Лена в ожидании счастья

Я недавно была в гостях у Ленки. Леночке 35. Если рассматривать ее во временных масштабах космоса - она дитя нежного возраста, если по медицинским показателям - Ленка старородящая. Слово-то какое. Ссохшееся, пожелтевшее, бессемянное.

 А у Ленки руки еще гладкие и в трехкомнатной квартире одна комната пуста, с грязно-зелеными потертыми обоями (от прошлых жильцов остались). Говорит - это под детскую. Как пойму, кто родится, так и буду ремонт делать.

Время зачатия

А близорукому гинекологу Авету Ашотовичу как будто все равно, что у Ленки руки и обои. "Я вам еще раз говорю - возраст критический, плюс у вас гены, бедра узкие и резус отрицательный. Быстрее надо зачинать, быстрее. Пока еще хоть какая-то возможность есть", - и глядит так на Ленку долго-долго, спустив очки на кончик носа. Нос у него, кстати, знатный, длинный. А Ленка смотрит на него и улыбается, смотрит и улыбается. Она прям вот сейчас бы вскочила и побежала зачинать, да не с кем.

Возможность непорочного зачатия она отрицала (где та Мария и где она), да и порочное по всем параметрам - оно как-то приятнее.

Хороший этот доктор, Авет Ашотович. Имя его означает "благовест". Но для Ленки пока ни одной благой вести.

Женщина ждет. Женщина ждет всегда. Даже когда уже не ждет - все равно ждет. В этом ее сущность, в этом она вся. Ждет с работы, ждет на зябком перроне, в очереди к кассе, на лавочке в Александровском, у ворот школы, за столиком кофейни, у дверей реанимации... Женщина ждет. Каждая своего. Ленка ждет, когда уже сможет содрать те ненавистные старые обои.

Она все знает наперед

Леночка не уродина. Я бы даже сказала - симпатичная: коленки острые, запястья тонкие, с синими прожилками, волосы кудрявые, рыжим пухом вокруг лисьего личика. Глаза... Ну, глаза у нее... Глаза как глаза. Обычные, человеческие. В голове тоже места пустого нет, из КПИ с красным дипломом в теплое кожаное кресло, работа крепкая, платят исправно, ну а дальше, как пишут в объявлениях для знакомства: "Великолепное Ч/Ю, отменно готовлю, обожаю детей, предпочитаю активный отдых, имею собственную жилплощадь".

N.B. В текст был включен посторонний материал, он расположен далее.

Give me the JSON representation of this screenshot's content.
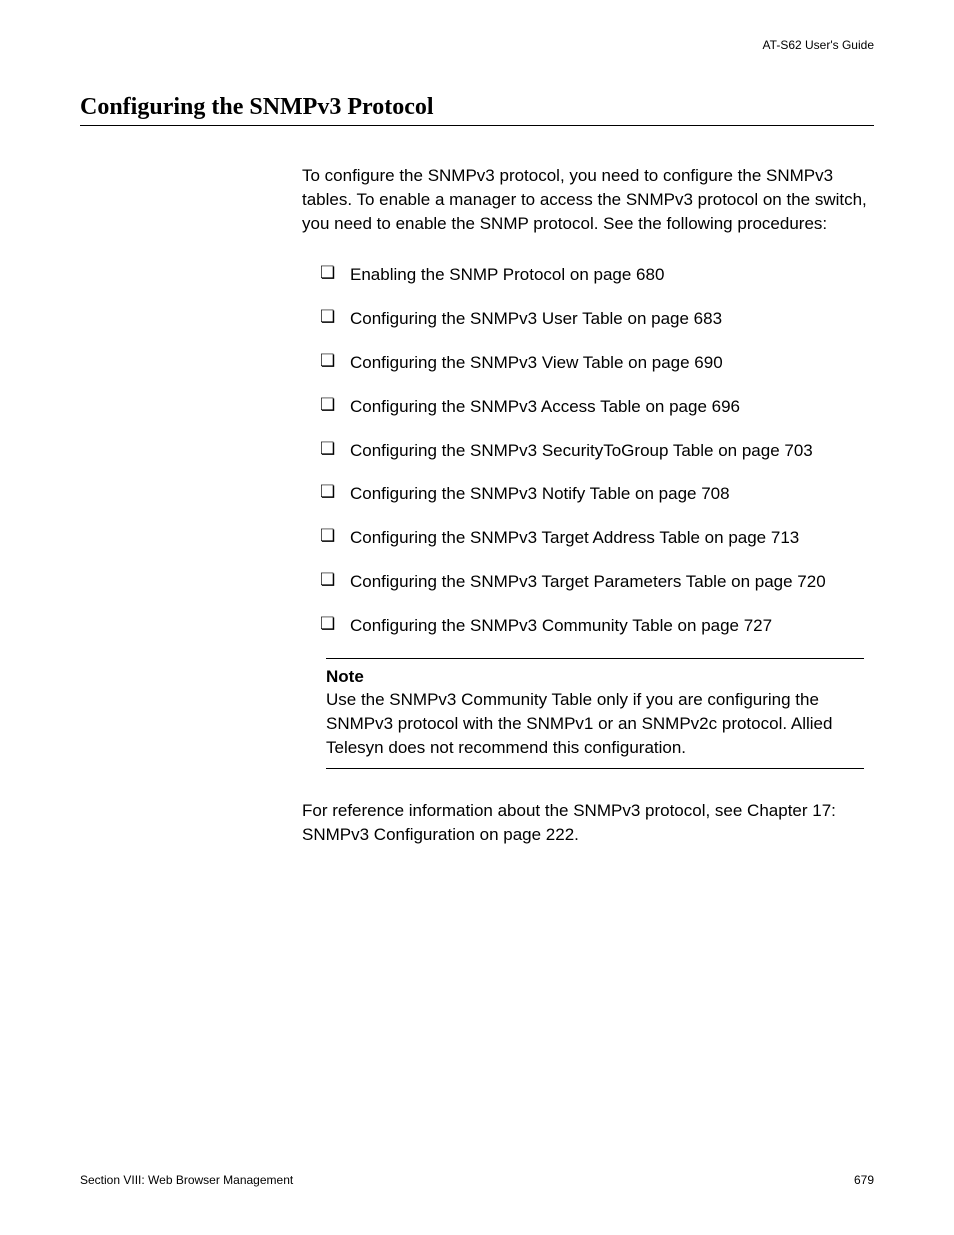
{
  "header": {
    "right": "AT-S62  User's Guide"
  },
  "title": "Configuring the SNMPv3 Protocol",
  "intro": "To configure the SNMPv3 protocol, you need to configure the SNMPv3 tables. To enable a manager to access the SNMPv3 protocol on the switch, you need to enable the SNMP protocol. See the following procedures:",
  "items": [
    "Enabling the SNMP Protocol on page 680",
    "Configuring the SNMPv3 User Table on page 683",
    "Configuring the SNMPv3 View Table on page 690",
    "Configuring the SNMPv3 Access Table on page 696",
    "Configuring the SNMPv3 SecurityToGroup Table on page 703",
    "Configuring the SNMPv3 Notify Table on page 708",
    "Configuring the SNMPv3 Target Address Table on page 713",
    "Configuring the SNMPv3 Target Parameters Table on page 720",
    "Configuring the SNMPv3 Community Table on page 727"
  ],
  "note": {
    "label": "Note",
    "text": "Use the SNMPv3 Community Table only if you are configuring the SNMPv3 protocol with the SNMPv1 or an SNMPv2c protocol. Allied Telesyn does not recommend this configuration."
  },
  "afterNote": "For reference information about the SNMPv3 protocol, see Chapter 17: SNMPv3 Configuration on page 222.",
  "footer": {
    "left": "Section VIII: Web Browser Management",
    "right": "679"
  }
}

Мужики Ленку любят. Крепко и быстро. Раз полюбят, два полюбят, а потом пропадают.

"Ну что, Лен, звонил?" - первый мой вопрос при очередной встрече. Улыбается краешком губ, смотрит мне в межбровье: "Обещал через пару дней набрать, возможно, шестнадцатого, у него работы много, он же архитектор, а там эти чертежи и измерения… Он не любит, когда его отвлекают".

Ни мне, ни себе Ленка не признается, что все чувствует наперед. А мне и не надо. Я-то знаю, что архитектор не позвонит ни после шестнадцатого, ни после семнадцатого, ни после стотыщпятьсотвосемнадцатого... Возможно, 31 июня и позвонит. Но это уже сказка. И самое ужасное, что в сказки Ленка верит.

Старые песни о главном

Бабы, они, как известно, дуры. Особенно дуры те, кто много читает и пытается думать. Как говорит одна моя знакомая: "Хочешь быть счастливой - научись хорошо жарить мясо, молчать и делать минет. Больше ничего не надо". В этом тоже есть своя правда.

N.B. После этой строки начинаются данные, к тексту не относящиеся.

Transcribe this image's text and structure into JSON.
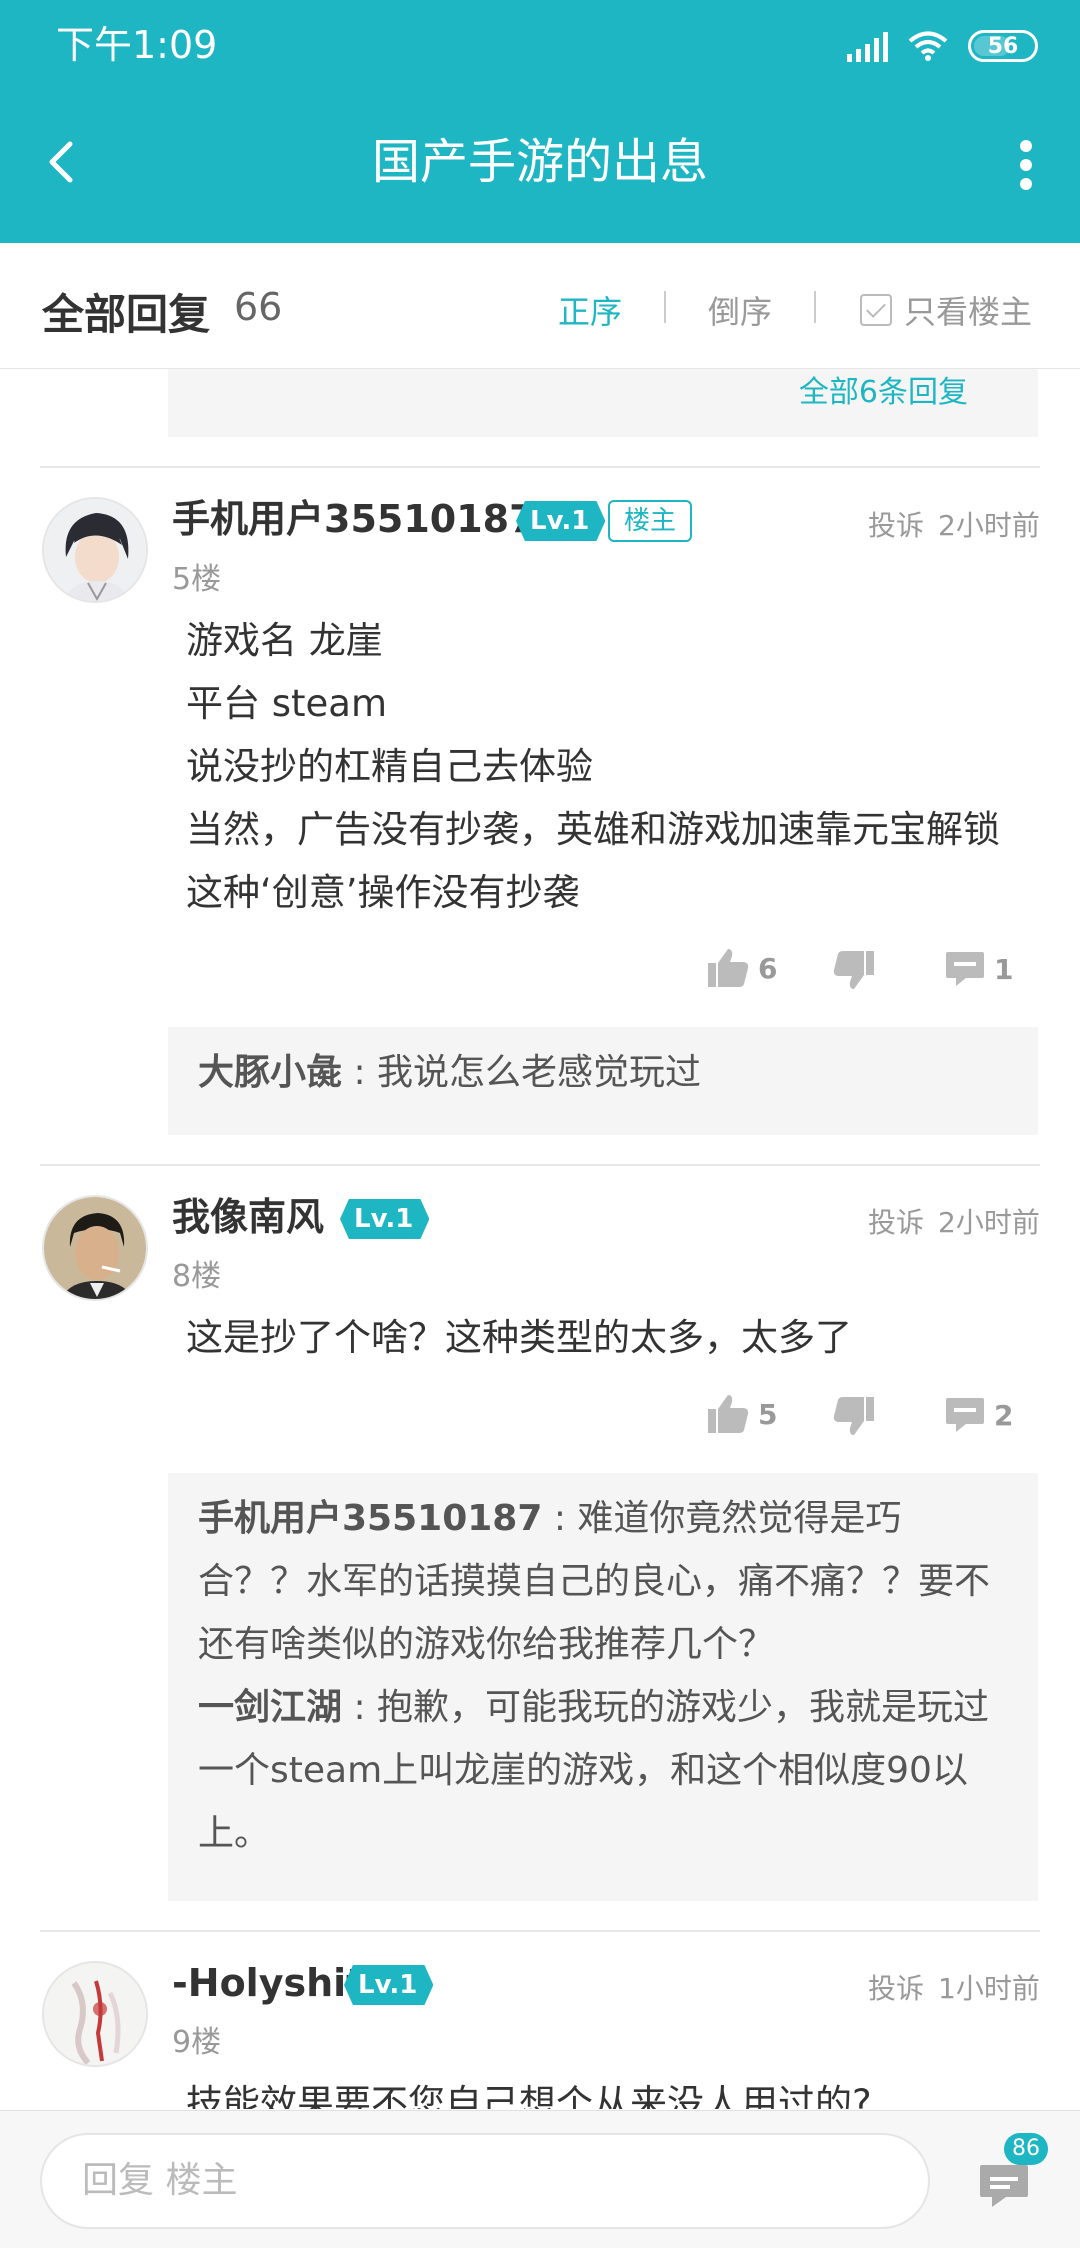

Каждая наша встреча с рыжей завершается примерно одинаково: темного рома остается на донышке, обсуждаем ее последнего, она читает Бродского монотонным голоском, потом на ватных ногах тащимся в ларек за ментоловым Vogue, курим на детской площадке, признаемся друг другу в вечной любви, а потом такси. Вглядываясь мутными глазами в расплывающиеся ночные огни, я много чего придумываю, что бы ей такого в следующий раз ответить архитектору и как посмотреть на него… И еще обязательно расскажу, чтоб наутро надолго не задерживалась, а исчезала как легкое видение. Главное, перед этим коварным исчезновением попшикаться духами в его квартире, чтоб флер остался. Это я в одном французском кино подсмотрела.

Жаль, что нельзя посмотреть фильм, где Ленка в главной роли, промотать немного вперед. Очень мне интересно посмотреть, какого цвета обои у нее будут в той комнате.